WHO told me to get out? the diver asked as he surfaced from a tank in which a white teenage beluga whale named NOC lived. His colleagues shook their heads. No one had given the command. Then, they realised something special had happened. For years, researchers at the National Marine Mammal Foundation in San Diego, California thought they heard voices when under the water. It sounded like people talking in the distance. But it was this moment that they finally realised something special was going on. The whale was talking. Or at very least mimicking human sounds. So they recorded and studied the sounds NOC made. What they found and published in Current Biology today has amazed the world. It is the first recorded case of a whale trying to talk like a human. Trying. In fact, he sounds a little bit like a kazoo. Or the Swedish Chef from the Muppet Show. But it’s the trying bit that counts. NOC s conversations began in the 1980s. They reduced in frequency over four years and stopped altogether once he was sexually mature. He died five years ago after 30 years at the National Marine Mammal Foundation.

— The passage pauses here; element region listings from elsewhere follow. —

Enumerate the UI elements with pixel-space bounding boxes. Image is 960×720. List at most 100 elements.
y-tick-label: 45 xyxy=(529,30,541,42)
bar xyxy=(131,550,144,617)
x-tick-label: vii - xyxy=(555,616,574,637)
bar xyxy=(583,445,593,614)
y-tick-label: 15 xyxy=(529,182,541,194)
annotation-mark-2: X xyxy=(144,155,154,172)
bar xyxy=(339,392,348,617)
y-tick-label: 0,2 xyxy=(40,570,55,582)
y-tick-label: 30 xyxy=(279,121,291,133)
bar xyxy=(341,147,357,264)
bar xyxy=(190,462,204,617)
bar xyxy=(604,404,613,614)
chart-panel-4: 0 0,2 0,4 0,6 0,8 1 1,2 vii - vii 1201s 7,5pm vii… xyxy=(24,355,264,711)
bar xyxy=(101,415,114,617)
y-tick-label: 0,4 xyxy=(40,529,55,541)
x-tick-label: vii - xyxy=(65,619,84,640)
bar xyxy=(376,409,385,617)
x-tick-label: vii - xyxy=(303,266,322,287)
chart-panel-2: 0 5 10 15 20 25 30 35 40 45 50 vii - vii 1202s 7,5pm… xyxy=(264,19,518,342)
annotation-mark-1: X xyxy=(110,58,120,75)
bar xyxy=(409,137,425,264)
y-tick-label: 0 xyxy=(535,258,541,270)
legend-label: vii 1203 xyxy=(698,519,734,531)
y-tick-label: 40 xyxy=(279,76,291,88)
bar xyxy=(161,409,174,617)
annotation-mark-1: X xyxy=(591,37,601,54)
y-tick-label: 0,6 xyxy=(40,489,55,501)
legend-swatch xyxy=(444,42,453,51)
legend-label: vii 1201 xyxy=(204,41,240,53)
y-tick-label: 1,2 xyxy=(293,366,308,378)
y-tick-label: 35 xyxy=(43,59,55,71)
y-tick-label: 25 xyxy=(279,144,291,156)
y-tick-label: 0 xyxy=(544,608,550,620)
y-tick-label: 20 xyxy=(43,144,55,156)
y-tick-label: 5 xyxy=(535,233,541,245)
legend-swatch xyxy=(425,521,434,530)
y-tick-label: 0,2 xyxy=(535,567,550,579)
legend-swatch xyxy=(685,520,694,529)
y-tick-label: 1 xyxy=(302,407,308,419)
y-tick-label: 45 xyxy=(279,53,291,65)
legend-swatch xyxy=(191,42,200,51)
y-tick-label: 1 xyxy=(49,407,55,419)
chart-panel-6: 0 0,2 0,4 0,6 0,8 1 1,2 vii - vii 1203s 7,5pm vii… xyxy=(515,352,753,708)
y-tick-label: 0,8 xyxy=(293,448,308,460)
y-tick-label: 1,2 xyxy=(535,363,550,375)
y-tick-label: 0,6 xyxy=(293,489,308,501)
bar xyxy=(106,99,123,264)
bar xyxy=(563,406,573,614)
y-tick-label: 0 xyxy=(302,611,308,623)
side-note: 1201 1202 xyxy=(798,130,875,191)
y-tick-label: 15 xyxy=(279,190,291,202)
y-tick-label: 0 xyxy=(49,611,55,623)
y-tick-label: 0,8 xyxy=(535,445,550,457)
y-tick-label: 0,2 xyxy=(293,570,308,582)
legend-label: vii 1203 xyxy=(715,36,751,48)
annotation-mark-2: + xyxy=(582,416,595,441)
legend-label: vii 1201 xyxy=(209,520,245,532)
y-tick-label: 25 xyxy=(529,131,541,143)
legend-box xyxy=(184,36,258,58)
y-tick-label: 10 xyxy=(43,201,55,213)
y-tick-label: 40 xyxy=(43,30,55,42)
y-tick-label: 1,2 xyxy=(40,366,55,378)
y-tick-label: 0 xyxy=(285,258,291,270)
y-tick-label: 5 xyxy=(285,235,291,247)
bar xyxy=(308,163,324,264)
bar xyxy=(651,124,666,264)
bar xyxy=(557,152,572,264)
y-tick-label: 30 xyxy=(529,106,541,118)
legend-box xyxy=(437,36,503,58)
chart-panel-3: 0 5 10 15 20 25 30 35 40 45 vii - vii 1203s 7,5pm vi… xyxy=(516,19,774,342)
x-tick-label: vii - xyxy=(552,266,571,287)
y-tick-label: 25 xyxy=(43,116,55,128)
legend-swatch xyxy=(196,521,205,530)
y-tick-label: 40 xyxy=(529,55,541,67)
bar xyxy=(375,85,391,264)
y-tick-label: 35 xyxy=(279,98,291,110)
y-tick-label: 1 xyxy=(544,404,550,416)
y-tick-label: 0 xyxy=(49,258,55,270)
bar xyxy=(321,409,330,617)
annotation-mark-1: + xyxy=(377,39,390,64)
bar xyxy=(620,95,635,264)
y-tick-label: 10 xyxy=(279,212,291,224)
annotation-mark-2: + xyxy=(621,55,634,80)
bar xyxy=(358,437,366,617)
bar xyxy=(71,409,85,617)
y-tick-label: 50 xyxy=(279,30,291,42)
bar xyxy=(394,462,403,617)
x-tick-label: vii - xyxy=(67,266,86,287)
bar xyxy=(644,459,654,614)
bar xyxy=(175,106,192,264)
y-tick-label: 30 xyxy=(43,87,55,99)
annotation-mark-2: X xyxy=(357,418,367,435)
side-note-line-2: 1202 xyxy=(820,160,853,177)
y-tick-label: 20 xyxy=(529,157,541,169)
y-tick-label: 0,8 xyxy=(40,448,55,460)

Scientists say the whale changed the way it produced noises in order to make its voice sound more similar to those of its keepers.
“We do not claim that our whale was a good mimic compared to such well known mimics as parrots,” but it is an example of a whale learning human speech patterns, National Marine Mammal Foundation president Sam Ridgway said.
Our observations suggest that the whale had to modify its vocal mechanics in order to make the speech-like sounds. Whale voice prints were similar to human voice and unlike the whale s usual sounds. The sounds we heard were clearly an example of vocal learning by the white whale.
“It seems likely that NOC’s close association with humans played a role in how often he employed his human voice, as well as in its quality.”
So why did the whale talk?
I think he was looking for feedback, Mr Ridgeway told NBC. These animals make a lot of sound, and they like feedback.